A regular chatbot takes a prompt and returns text. An OpenSwarm agent takes a prompt and acts on it — it plans, uses tools, reads results, adapts, and keeps going until the job is done or it needs your input. Agents can:
  • Read, create, and modify files across your entire filesystem
  • Browse the web via a real browser — navigating, clicking, filling forms
  • Use integrations — Gmail, Google Calendar, Drive, Sheets, X/Twitter, Reddit, and any custom integrations you connect
  • Spawn sub-agents to parallelize work or delegate specialized tasks
  • Generate interactive apps that render live on the dashboard

Agents in the context of OpenSwarm

OpenSwarm isn’t about running one agent — it’s about running many at once.
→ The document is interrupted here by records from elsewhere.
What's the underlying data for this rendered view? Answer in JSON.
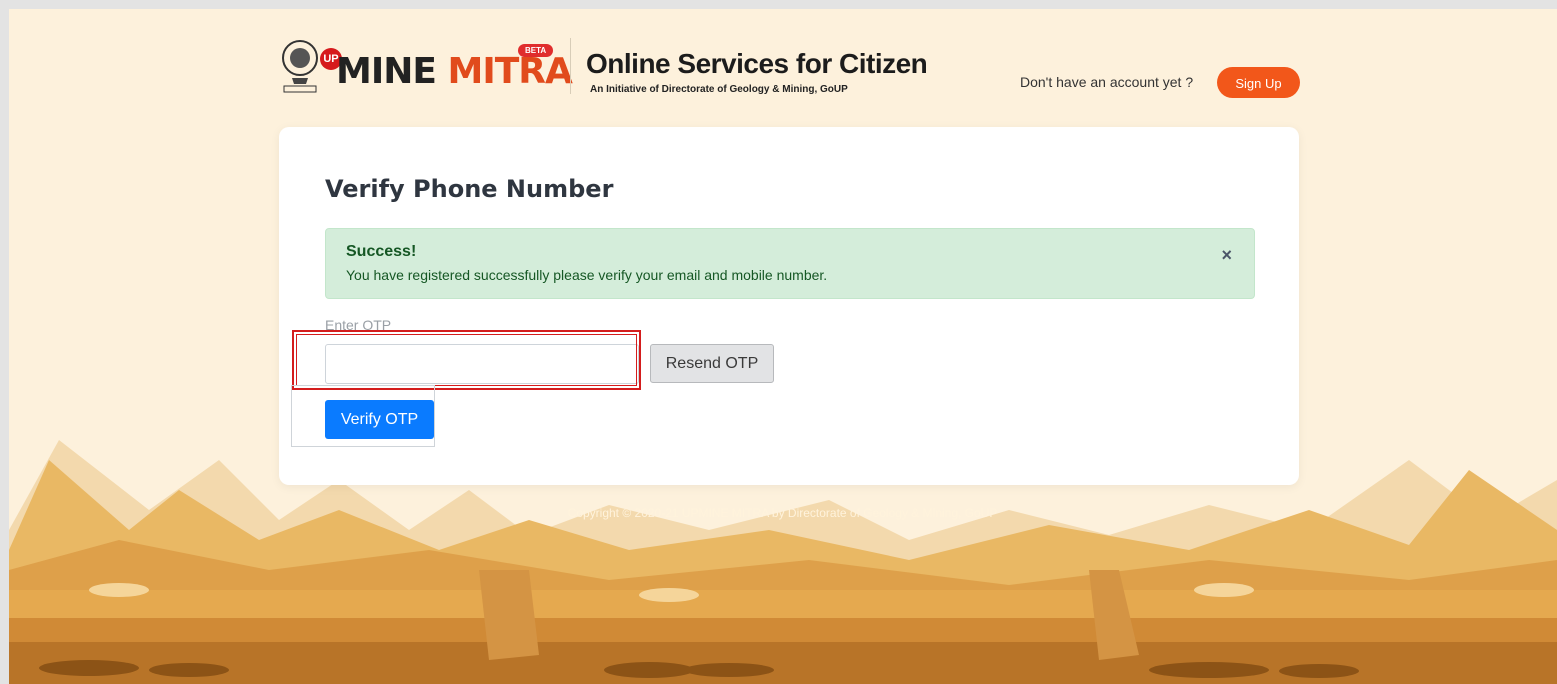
{
  "header": {
    "logo_badge": "UP",
    "logo_word_1": "MINE",
    "logo_word_2": "MITRA",
    "beta_badge": "BETA",
    "tagline_title": "Online Services for Citizen",
    "tagline_sub": "An Initiative of Directorate of Geology & Mining, GoUP",
    "account_prompt": "Don't have an account yet ?",
    "signup_label": "Sign Up"
  },
  "card": {
    "title": "Verify Phone Number",
    "alert": {
      "heading": "Success!",
      "message": "You have registered successfully please verify your email and mobile number.",
      "close_glyph": "×"
    },
    "otp_label": "Enter OTP",
    "otp_value": "",
    "resend_label": "Resend OTP",
    "verify_label": "Verify OTP"
  },
  "footer": {
    "copyright": "Copyright © 2020-21 UPMINE MITRA by Directorate of Geology & Mining, GoUP"
  },
  "colors": {
    "accent": "#f2571a",
    "primary_button": "#0a7bff",
    "success_bg": "#d4edda",
    "success_text": "#155724",
    "highlight": "#d41d1d",
    "background": "#fdf1dc"
  },
  "icons": {
    "emblem": "state-emblem-icon",
    "close": "close-icon"
  }
}
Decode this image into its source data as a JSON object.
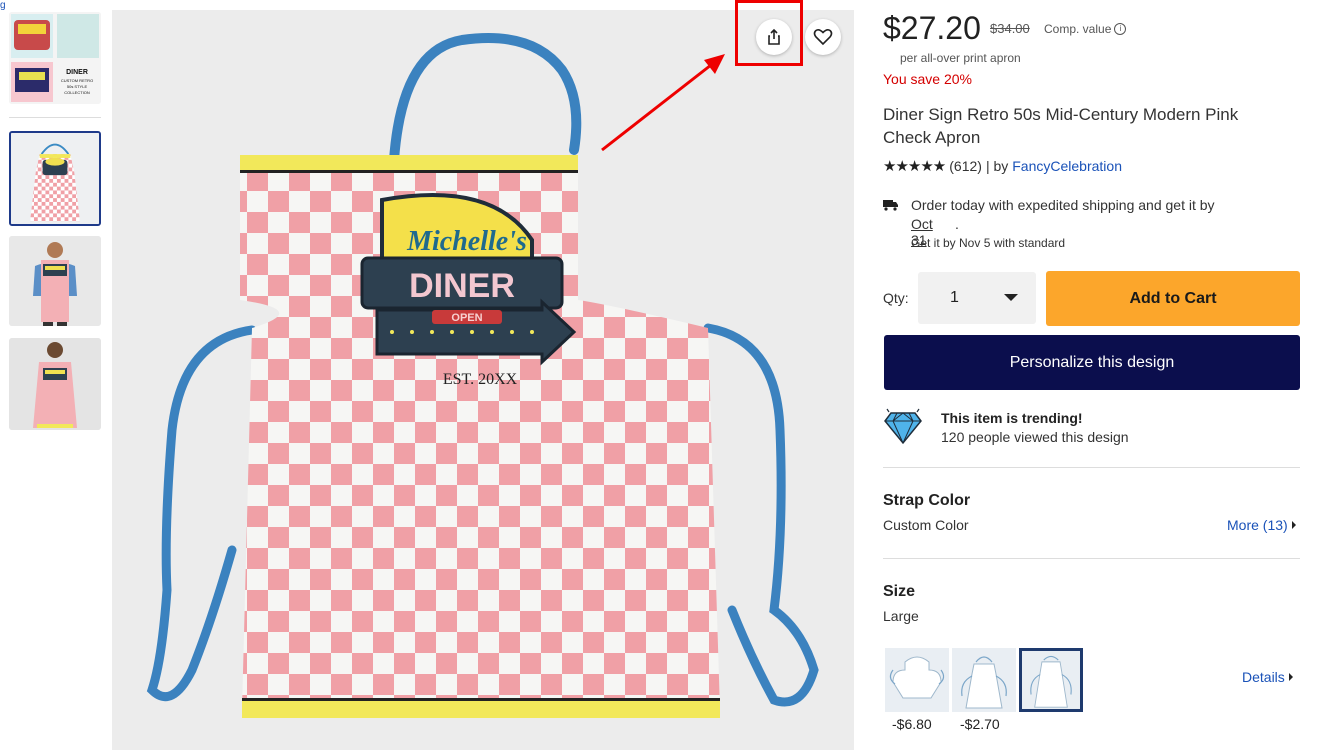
{
  "price": {
    "current": "$27.20",
    "original": "$34.00",
    "comp_label": "Comp. value",
    "per_unit": "per all-over print apron",
    "savings": "You save 20%"
  },
  "product": {
    "title": "Diner Sign Retro 50s Mid-Century Modern Pink Check Apron",
    "stars": "★★★★★",
    "rating_count": "(612)",
    "by_label": "| by",
    "seller": "FancyCelebration"
  },
  "apron_graphic": {
    "name": "Michelle's",
    "sign": "DINER",
    "open": "OPEN",
    "est": "EST. 20XX"
  },
  "thumbnail_text": {
    "t1": "DINER",
    "t2": "CUSTOM RETRO",
    "t3": "50s STYLE",
    "t4": "COLLECTION"
  },
  "shipping": {
    "line1": "Order today with expedited shipping and get it by",
    "date": "Oct 31",
    "period": ".",
    "standard": "Get it by Nov 5 with standard"
  },
  "quantity": {
    "label": "Qty:",
    "value": "1"
  },
  "buttons": {
    "add_to_cart": "Add to Cart",
    "personalize": "Personalize this design"
  },
  "trending": {
    "title": "This item is trending!",
    "subtitle": "120 people viewed this design"
  },
  "strap_color": {
    "heading": "Strap Color",
    "value": "Custom Color",
    "more": "More (13)"
  },
  "size": {
    "heading": "Size",
    "value": "Large",
    "details": "Details",
    "options": [
      {
        "price": "-$6.80"
      },
      {
        "price": "-$2.70"
      },
      {
        "price": ""
      }
    ]
  },
  "colors": {
    "save_red": "#d40000",
    "cart_orange": "#fca62b",
    "personalize_navy": "#0b0e4d",
    "link_blue": "#1a52b8",
    "annotation_red": "#e00000"
  },
  "icons": [
    "share-icon",
    "heart-icon",
    "truck-icon",
    "diamond-icon",
    "info-icon",
    "chevron-down-icon",
    "caret-right-icon"
  ]
}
Each agent lives as a card in a workspace canvas. You can have infinite agents working simultaneously. The workspace gives you a bird’s-eye view of everything that’s happening.

The swarm model

  1. You launch an agent from the toolbar and give it a task
  2. That agent can spawn sub-agents, browsers, and execute actions as needed.
  3. Permissions are set globally so you control what exactly an agent can or can’t do.
  4. When human approval or insight is needed, a popup appears within that agent’s chat.
In the center of the Open Swarm application’s header, you can also find the floating island bubble. This gives you a quick overview of all agent states. If human input is needed, this floating island will morph into an input field that you can interact with.

Modes

Agents run in a mode that controls their behavior — which tools are available, what system prompt they use, and how they approach tasks. OpenSwarm ships with built-in modes:
  • Agent — Full access to all tools. The default general-purpose mode.
  • Ask — Conversational only, no tool use. For quick questions.
  • Plan — Thinks through a plan before acting. Read-only tools only.
  • App Builder — Specialized for generating interactive Views.
  • Skill Builder — Specialized for creating reusable skills.
You can also create custom modes with your own system prompts and tool restrictions. Switch modes at any time from the chat input.
99% of the time, the default “Agent” mode is all you need. Modes are helpful when you want holistic, re-usable, presets for how agents behave.

Models

Each agent is powered by an Ai Model which you can select. Here is a brief overview of the models:
ModelBest for
Sonnet 4.6Fast, capable, good default for most tasks
Opus 4.6Most capable, best for complex reasoning and long-horizon tasks
Haiku 3.5Fastest and cheapest, good for simple tasks
You can switch models mid-conversation — the new model takes effect on the next message.

Integration approvals

When an agent wants to use an integration, it may need your permission depending on how that integration is configured:
  • Allow — runs automatically, no approval needed
  • Ask — pauses and shows you exactly what it’s about to do (the command, the file, the API call) so you can approve or deny
  • Deny — blocked entirely
You can set these permissions in the Integrations page.

Cost tracking

Every agent session tracks token usage and cost in real time. A context window ring in the chat input shows how much of the context window has been consumed.